El Gobierno, con Torra

Este martes, también opinó sobre el embrollo jurídico la vicepresidenta primera del Gobierno de España, Carmen Calvo. En declaraciones a RNE, aseguró que había hablado con el vicepresidentes del gobierno catalán para recomendarle que recurriera el auto de la juez que desestimó el confinamiento domiciliario de Lérida.

«Discrepo de esa interpretación.
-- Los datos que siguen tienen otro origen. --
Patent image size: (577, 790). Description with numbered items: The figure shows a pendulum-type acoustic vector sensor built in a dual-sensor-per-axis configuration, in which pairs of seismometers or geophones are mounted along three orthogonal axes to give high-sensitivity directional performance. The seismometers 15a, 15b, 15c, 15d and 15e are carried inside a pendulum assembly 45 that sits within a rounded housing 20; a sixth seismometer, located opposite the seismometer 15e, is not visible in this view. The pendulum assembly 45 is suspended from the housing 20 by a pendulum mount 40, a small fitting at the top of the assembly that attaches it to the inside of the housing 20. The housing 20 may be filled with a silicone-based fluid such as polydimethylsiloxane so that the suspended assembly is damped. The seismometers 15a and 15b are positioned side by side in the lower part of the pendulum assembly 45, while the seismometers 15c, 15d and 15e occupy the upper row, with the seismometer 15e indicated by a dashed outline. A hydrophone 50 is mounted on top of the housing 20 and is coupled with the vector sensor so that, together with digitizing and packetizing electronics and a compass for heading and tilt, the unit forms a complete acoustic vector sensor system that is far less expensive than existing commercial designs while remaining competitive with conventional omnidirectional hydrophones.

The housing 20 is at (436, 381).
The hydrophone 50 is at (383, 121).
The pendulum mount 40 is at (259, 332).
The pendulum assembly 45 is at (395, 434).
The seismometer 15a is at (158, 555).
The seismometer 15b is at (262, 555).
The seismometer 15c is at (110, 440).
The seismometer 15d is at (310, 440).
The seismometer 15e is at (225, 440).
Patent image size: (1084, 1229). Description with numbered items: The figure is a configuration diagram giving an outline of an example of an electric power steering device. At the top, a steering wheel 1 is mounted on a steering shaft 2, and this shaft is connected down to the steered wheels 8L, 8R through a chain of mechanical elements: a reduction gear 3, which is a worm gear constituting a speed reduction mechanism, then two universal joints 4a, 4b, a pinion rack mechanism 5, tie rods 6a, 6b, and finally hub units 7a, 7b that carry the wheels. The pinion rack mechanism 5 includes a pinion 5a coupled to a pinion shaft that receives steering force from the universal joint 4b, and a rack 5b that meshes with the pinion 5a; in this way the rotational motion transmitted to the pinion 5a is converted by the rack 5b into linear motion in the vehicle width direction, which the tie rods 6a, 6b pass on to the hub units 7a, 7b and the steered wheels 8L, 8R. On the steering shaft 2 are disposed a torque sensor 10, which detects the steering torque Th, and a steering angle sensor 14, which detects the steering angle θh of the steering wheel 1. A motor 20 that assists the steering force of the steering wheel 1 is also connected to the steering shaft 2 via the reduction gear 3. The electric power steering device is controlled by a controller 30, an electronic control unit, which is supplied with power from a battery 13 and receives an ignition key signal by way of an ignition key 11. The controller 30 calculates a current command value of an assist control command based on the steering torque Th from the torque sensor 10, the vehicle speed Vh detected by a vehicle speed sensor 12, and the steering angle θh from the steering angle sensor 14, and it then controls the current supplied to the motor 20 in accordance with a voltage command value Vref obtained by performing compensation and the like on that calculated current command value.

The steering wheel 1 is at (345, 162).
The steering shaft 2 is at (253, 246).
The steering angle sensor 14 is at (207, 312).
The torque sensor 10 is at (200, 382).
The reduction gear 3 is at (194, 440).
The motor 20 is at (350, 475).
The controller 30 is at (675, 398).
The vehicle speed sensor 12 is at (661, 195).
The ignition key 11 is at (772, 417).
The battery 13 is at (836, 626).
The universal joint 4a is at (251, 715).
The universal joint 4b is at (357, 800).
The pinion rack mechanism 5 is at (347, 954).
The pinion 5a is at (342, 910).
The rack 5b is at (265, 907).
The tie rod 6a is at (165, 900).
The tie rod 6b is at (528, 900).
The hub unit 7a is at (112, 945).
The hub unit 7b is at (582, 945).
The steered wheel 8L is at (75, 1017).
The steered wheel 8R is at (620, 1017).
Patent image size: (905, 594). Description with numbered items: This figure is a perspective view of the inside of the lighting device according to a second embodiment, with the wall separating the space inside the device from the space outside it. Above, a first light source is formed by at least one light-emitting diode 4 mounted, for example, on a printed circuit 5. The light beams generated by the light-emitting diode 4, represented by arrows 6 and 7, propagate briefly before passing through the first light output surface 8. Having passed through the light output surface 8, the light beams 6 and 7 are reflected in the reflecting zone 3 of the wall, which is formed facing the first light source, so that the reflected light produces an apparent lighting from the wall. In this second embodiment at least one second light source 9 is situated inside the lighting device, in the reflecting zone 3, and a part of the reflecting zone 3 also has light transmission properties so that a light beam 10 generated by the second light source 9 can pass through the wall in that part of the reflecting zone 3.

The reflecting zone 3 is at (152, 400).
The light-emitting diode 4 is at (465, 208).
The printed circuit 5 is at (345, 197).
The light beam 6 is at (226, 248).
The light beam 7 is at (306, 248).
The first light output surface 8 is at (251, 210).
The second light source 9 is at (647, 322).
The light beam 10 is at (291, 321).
Hemos visto autos en sentido contrario, lo cual es bastante normal en cualquier Estado de Derecho», señaló. Y añadió: «Se lo dije a Pere Aragonès ayer: creo que ese auto habría que recurrirlo. La Generalitat tiene competencias para determinar decisiones que afectan a la movilidad que no requieren el rango mayor de la alarma».

Sin embargo, fuentes de la Generalitat consultadas ayer por ABC aseguraron que el auto no lo recurrirán porque «no hará falta», al haber aprobado una nueva resolución.